On a cold, clear winter day in early January, Reese Lolley stands atop Peoh Point looking out over the Cle Elum valley and the Stuart range to the north. Much of this forest land, although beautiful, is unhealthy. Dense, trees and brush come right up to private homes and communities, increasing the risk of destructive fires.
“Wildfire, water, and wildlife don't recognize boundaries,” said Reese, director of forest restoration and fire for The Nature Conservancy in Washington. “With this additional funding ($2.3 million), we will get more work done on the ground work that protects water quality and reduces megafire risk.”
Funds will be used to support three collaborative forest-health projects in the Central Washington Cascades region including on national forest and private lands in the Tonasket, Mazama, Leavenworth and Cle Elum areas.
“Increasing the pace and scale of restoration is more important now than ever before,” said Forest Supervisor Mike Williams. “We must act now to maintain this landscape for present and future generations.”
Restoration efforts on the Forest include mechanical thinning, prescribed fire and stream improvements.
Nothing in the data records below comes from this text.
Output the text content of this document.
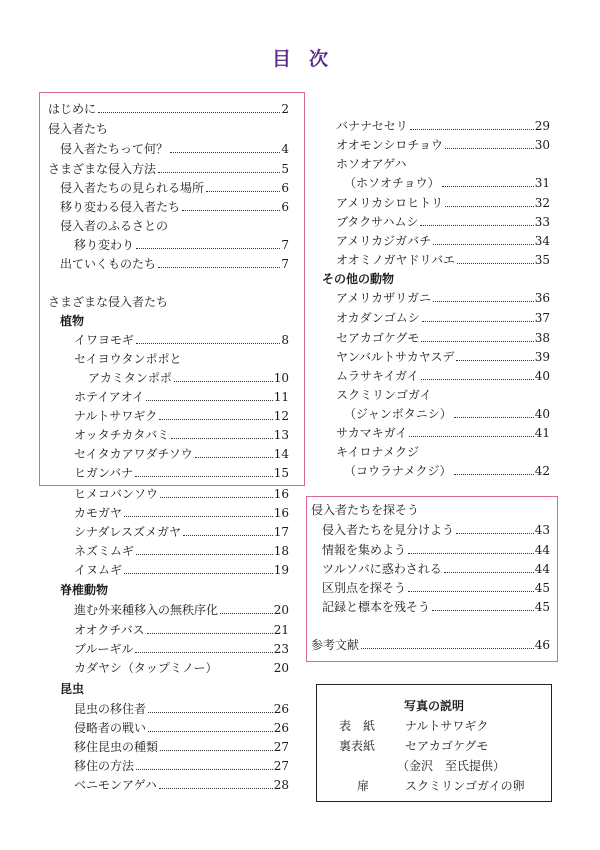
目次
はじめに	2
侵入者たち
侵入者たちって何？	4
さまざまな侵入方法	5
侵入者たちの見られる場所	6
移り変わる侵入者たち	6
侵入者のふるさとの
移り変わり	7
出ていくものたち	7
さまざまな侵入者たち
植物
イワヨモギ	8
セイヨウタンポポと
アカミタンポポ	10
ホテイアオイ	11
ナルトサワギク	12
オッタチカタバミ	13
セイタカアワダチソウ	14
ヒガンバナ	15
ヒメコバンソウ	16
カモガヤ	16
シナダレスズメガヤ	17
ネズミムギ	18
イヌムギ	19
脊椎動物
進む外来種移入の無秩序化	20
オオクチバス	21
ブルーギル	23
カダヤシ（タップミノー）	20
昆虫
昆虫の移住者	26
侵略者の戦い	26
移住昆虫の種類	27
移住の方法	27
ベニモンアゲハ	28
バナナセセリ	29
オオモンシロチョウ	30
ホソオアゲハ
（ホソオチョウ）	31
アメリカシロヒトリ	32
ブタクサハムシ	33
アメリカジガバチ	34
オオミノガヤドリバエ	35
その他の動物
アメリカザリガニ	36
オカダンゴムシ	37
セアカゴケグモ	38
ヤンバルトサカヤスデ	39
ムラサキイガイ	40
スクミリンゴガイ
（ジャンボタニシ）	40
サカマキガイ	41
キイロナメクジ
（コウラナメクジ）	42
侵入者たちを探そう
侵入者たちを見分けよう	43
情報を集めよう	44
ツルソバに惑わされる	44
区別点を探そう	45
記録と標本を残そう	45
参考文献	46
写真の説明
表　紙 ナルトサワギク
裏表紙 セアカゴケグモ
（金沢　至氏提供）
扉	スクミリンゴガイの卵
This funding from the Joint Chiefs Landscape Restoration Partnership between the U.S. Forest Service and the Natural Resources Conservation Service builds on $2 million awarded in 2016 aimed at improving the health and resiliency of forest ecosystems and communities where public and private lands meet.
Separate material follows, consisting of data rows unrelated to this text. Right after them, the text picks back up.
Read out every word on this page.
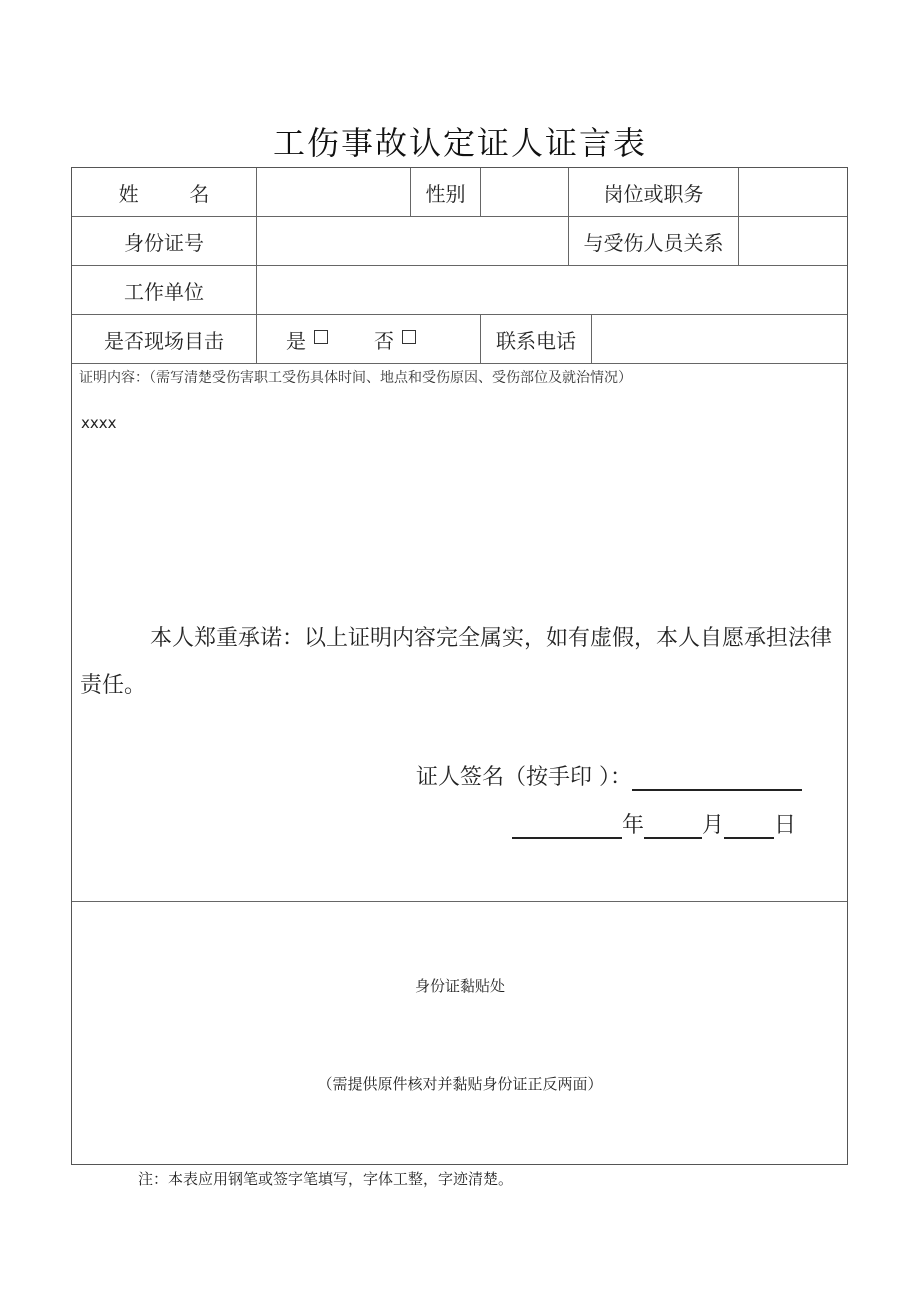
工伤事故认定证人证言表
姓        名	性别	岗位或职务
身份证号	与受伤人员关系
工作单位
是否现场目击	是	否	联系电话
证明内容：（需写清楚受伤害职工受伤具体时间、地点和受伤原因、受伤部位及就治情况）
xxxx
本人郑重承诺：以上证明内容完全属实，如有虚假，本人自愿承担法律责任。
证人签名（按手印 ）：
年	月 日
身份证黏贴处
（需提供原件核对并黏贴身份证正反两面）
注：本表应用钢笔或签字笔填写，字体工整，字迹清楚。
Partner organizations that have contributed to project proposal and planning development as well as implementation include the Okanogan-Wenatchee National Forest, Natural Resources Conservation Service, Washington Department of Natural Resources, Yakama Nation, Tapash Sustainable Forest Collaborative, North Central Washington Forest Health Collaborative, Washington Department of Fish and Wildlife, National Forest Foundation, Washington Fire Adapted Communities and Fire Learning Network, Washington Resource and Conservation Development Council, Chumstick Wildfire Stewardship Coalition and local conservation districts.